A moeda norte-americana fechou o dia vendida a R$ 4,92, com leve alta de 0,17%. Durante a manhã, chegou a encostar em R$ 4,93, mas perdeu força ao longo da tarde, acompanhando a melhora do ambiente internacional e o maior apetite por risco.
Apesar desse cenário global mais positivo, o Banco Central entrou em cena e ajudou a sustentar a alta do dólar. A autoridade monetária vendeu US$ 500 milhões em contratos de swap cambial reverso, operação que, na prática, equivale à compra de dólares no mercado futuro e tende a pressionar a cotação para cima.

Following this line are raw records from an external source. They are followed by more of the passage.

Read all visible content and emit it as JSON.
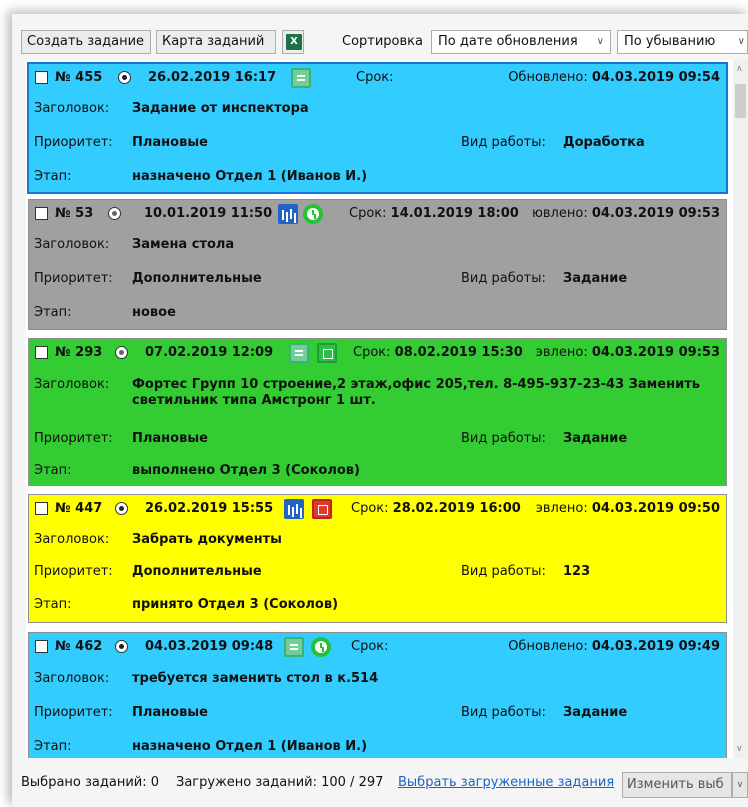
{
  "toolbar": {
    "create_label": "Создать задание",
    "map_label": "Карта заданий",
    "excel_icon": "excel-icon",
    "sort_label": "Сортировка",
    "sort_field": "По дате обновления",
    "sort_order": "По убыванию"
  },
  "labels": {
    "title": "Заголовок:",
    "priority": "Приоритет:",
    "stage": "Этап:",
    "work_type": "Вид работы:"
  },
  "tasks": [
    {
      "check_num": "№ 455",
      "date": "26.02.2019 16:17",
      "icons": [
        "document-icon"
      ],
      "srok": "Срок:",
      "srok_value": "",
      "updated_prefix": "Обновлено: ",
      "updated_value": "04.03.2019 09:54",
      "title": "Задание от инспектора",
      "priority": "Плановые",
      "work_type": "Доработка",
      "stage": "назначено Отдел 1 (Иванов И.)",
      "color": "#33ccff"
    },
    {
      "check_num": "№ 53",
      "date": "10.01.2019 11:50",
      "icons": [
        "bar-chart-icon",
        "clock-icon"
      ],
      "srok": "Срок: ",
      "srok_value": "14.01.2019 18:00",
      "updated_prefix": "ювлено: ",
      "updated_value": "04.03.2019 09:53",
      "title": "Замена стола",
      "priority": "Дополнительные",
      "work_type": "Задание",
      "stage": "новое",
      "color": "#a0a0a0"
    },
    {
      "check_num": "№ 293",
      "date": "07.02.2019 12:09",
      "icons": [
        "document-icon",
        "green-box-icon"
      ],
      "srok": "Срок: ",
      "srok_value": "08.02.2019 15:30",
      "updated_prefix": "эвлено: ",
      "updated_value": "04.03.2019 09:53",
      "title": "Фортес Групп 10 строение,2 этаж,офис 205,тел. 8-495-937-23-43 Заменить светильник типа Амстронг 1 шт.",
      "priority": "Плановые",
      "work_type": "Задание",
      "stage": "выполнено Отдел 3 (Соколов)",
      "color": "#33cc33"
    },
    {
      "check_num": "№ 447",
      "date": "26.02.2019 15:55",
      "icons": [
        "bar-chart-icon",
        "red-box-icon"
      ],
      "srok": "Срок: ",
      "srok_value": "28.02.2019 16:00",
      "updated_prefix": "эвлено: ",
      "updated_value": "04.03.2019 09:50",
      "title": "Забрать документы",
      "priority": "Дополнительные",
      "work_type": "123",
      "stage": "принято Отдел 3 (Соколов)",
      "color": "#ffff00"
    },
    {
      "check_num": "№ 462",
      "date": "04.03.2019 09:48",
      "icons": [
        "document-icon",
        "clock-icon"
      ],
      "srok": "Срок:",
      "srok_value": "",
      "updated_prefix": "Обновлено: ",
      "updated_value": "04.03.2019 09:49",
      "title": "требуется заменить стол в к.514",
      "priority": "Плановые",
      "work_type": "Задание",
      "stage": "назначено Отдел 1 (Иванов И.)",
      "color": "#33ccff"
    }
  ],
  "footer": {
    "selected": "Выбрано заданий: 0",
    "loaded": "Загружено заданий: 100 / 297",
    "select_loaded_link": "Выбрать загруженные задания",
    "change_button": "Изменить выб"
  }
}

Segundo analistas, o BC aproveitou o patamar mais baixo da moeda para ajustar sua posição no mercado cambial, reduzindo o volume de operações anteriores.
Petróleo muda o jogo
Outro fator importante no dia foi a forte queda do petróleo, que influenciou diretamente o comportamento do real. Nos últimos dias, a moeda brasileira vinha se beneficiando da alta da commodity, relevante para as exportações do país.

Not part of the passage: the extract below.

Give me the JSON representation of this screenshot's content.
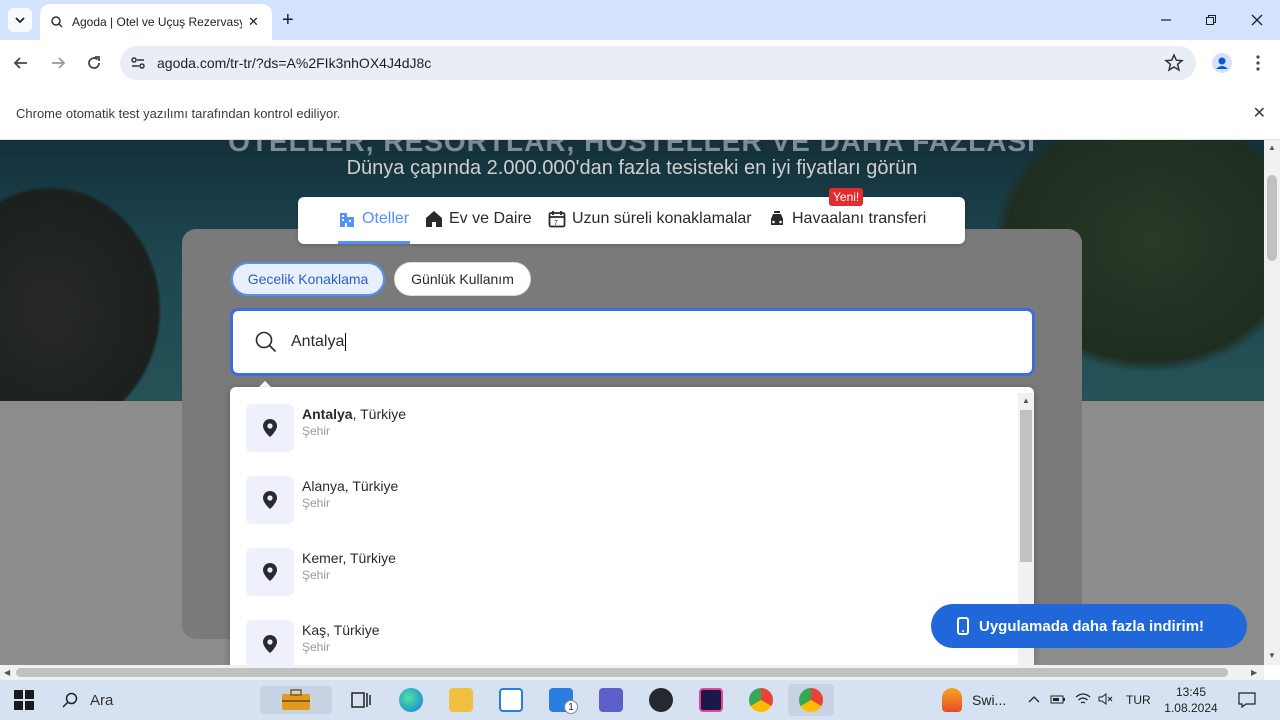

Desta vez, o movimento foi o oposto. Os preços internacionais do petróleo despencaram cerca de 7%, após sinais de redução das tensões no Oriente Médio.
O barril do tipo Brent caiu 7,83%, para US$ 101,27, enquanto o WTI recuou 7,03%, a US$ 95,08. A queda veio após o Irã indicar que o Estreito de Ormuz está aberto à navegação segura, além de menções dos Estados Unidos sobre avanços nas negociações com o país.
Com menor risco de interrupção no fornecimento global, o chamado “prêmio de risco” do petróleo diminuiu, o que pressionou os preços para baixo.
Bolsa acompanha exterior
Na contramão do câmbio, a bolsa brasileira teve um dia positivo. O Ibovespa subiu 0,50% e fechou aos 187.690 pontos, acompanhando o desempenho das bolsas internacionais.
O avanço foi puxado principalmente por ações de mineradoras e empresas de consumo. Já o setor de petróleo seguiu a tendência da commodity e caiu.
As ações da Petrobras tiveram queda: os papéis ordinários recuaram 3,77% e os preferenciais, 2,86%.
No exterior, o clima também foi favorável. As bolsas de Nova York subiram mais de 1%, com novos recordes nos principais índices, reforçando o movimento global de busca por ativos de maior risco.
Mesmo com a alta do dia, o dólar ainda acumula queda de 0,63% na semana e recuo de mais de 10% no ano.